On his retirement many were quick to sing the praises of the Norwich born father-of-two whose contribution to the town saw him elevated to an MBE in 2007, and variously described at a reception this week as inspirational, tenacious and determined.
Faced with such praise Mr Earl said simply “Gosh,” and was quick to bat back the plaudits to his team.
For amid the minor triumphs concerning sash windows and wood pannelling there are the big “saves” that have rescued redundant but important buildings and given them a new community use – most notably the Time and Tide Museum and the Aspire Centre, where Bretts used to be in Market Row.
His passion and enthusiasm for Yarmouth is infectious and probably one of the levers that has helped draw down millions of pounds in grant funding to restore fine buildings that suffered in the weak economy of the 1990s, and properly display important collections that sat unimaginatively on dusty shelves.
“Its been a great innings,” Mr Earl said. “I have been a conservation officer for 36 years, 20 of those at Great Yarmouth Borough Council, and it has been a great privilege.

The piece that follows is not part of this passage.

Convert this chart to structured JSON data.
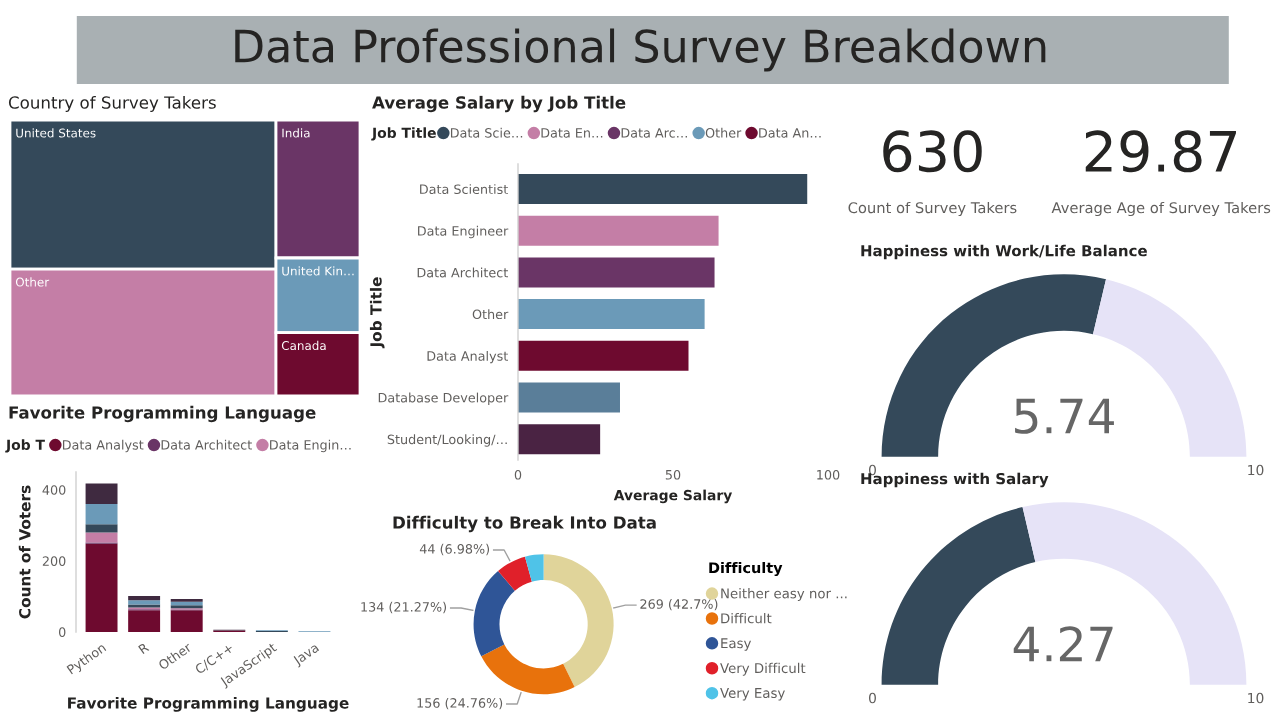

“Yarmouth is an outstanding historic town, but in the 1990s it was undervalued and there was a huge problem with redundancy and neglect. There were 90 buildings at risk and now just 16. We have protected what we have got because they are a finite resource. It has been a tremendous team effort. Yarmouth is just fantastic to walk around. Walking up the rows gives me just as much excitement as it did 20 years ago. It is one of the most historic towns in England.”
Alongside his council role Mr Earl was also project organiser for the Great Yarmouth Preservation Trust, set up to save buildings the private sector wouldn’t invest in.
Many projects have flourished under his captaincy including Boultons’ former furniture store in North Quay, Gorleston’s only 16th century timber-framed house in Baker Street, the enhancement of the South Quay museums and the creation of the Nelson Museum, among hundreds of others.
His headline act – the £5m Time and Tide Museum – is now reckoned among the best in Britain and an enormously pivotal project that changed the perception of Yarmouth on a European stage.
He said: “I hope I have left Yarmouth in a better state than I found it. The former regional director of the National Trust said Yarmouth could have gone beyond the point of no return and now its future is secure. It is such an historic town – look after it.”
James Steward, eastern area manager, Norfolk Museums and Archaeology Service, said: “Great Yarmouth is now being taken seriously as a heritage tourist destination and that is significantly due to Steve Earl’s knowledge and enthusiasm in preserving the unique material evidence of the town’s illustrious past. He rightfully deserves the acknowledgement of many people who have benefited from his vision.”
Leader of the council Barry Coleman said that without Mr Earl many projects including Time and Tide would never have gone ahead and that his efforts had completely changed the borough’s image.
Council chief executive Richard Packham said Mr Earl relished risk and being “out there on the edge”, his polite manner masking a forceful tenacity. His legacy, he added, was not only about bricks and mortar having wider benefits to the town and its reputation.
Mr Earl and his wife Brenda have two grown-up sons.
A keen sailor he remains involved in the Excelsior Trust and hopes to involve young people from the Aspire Centre.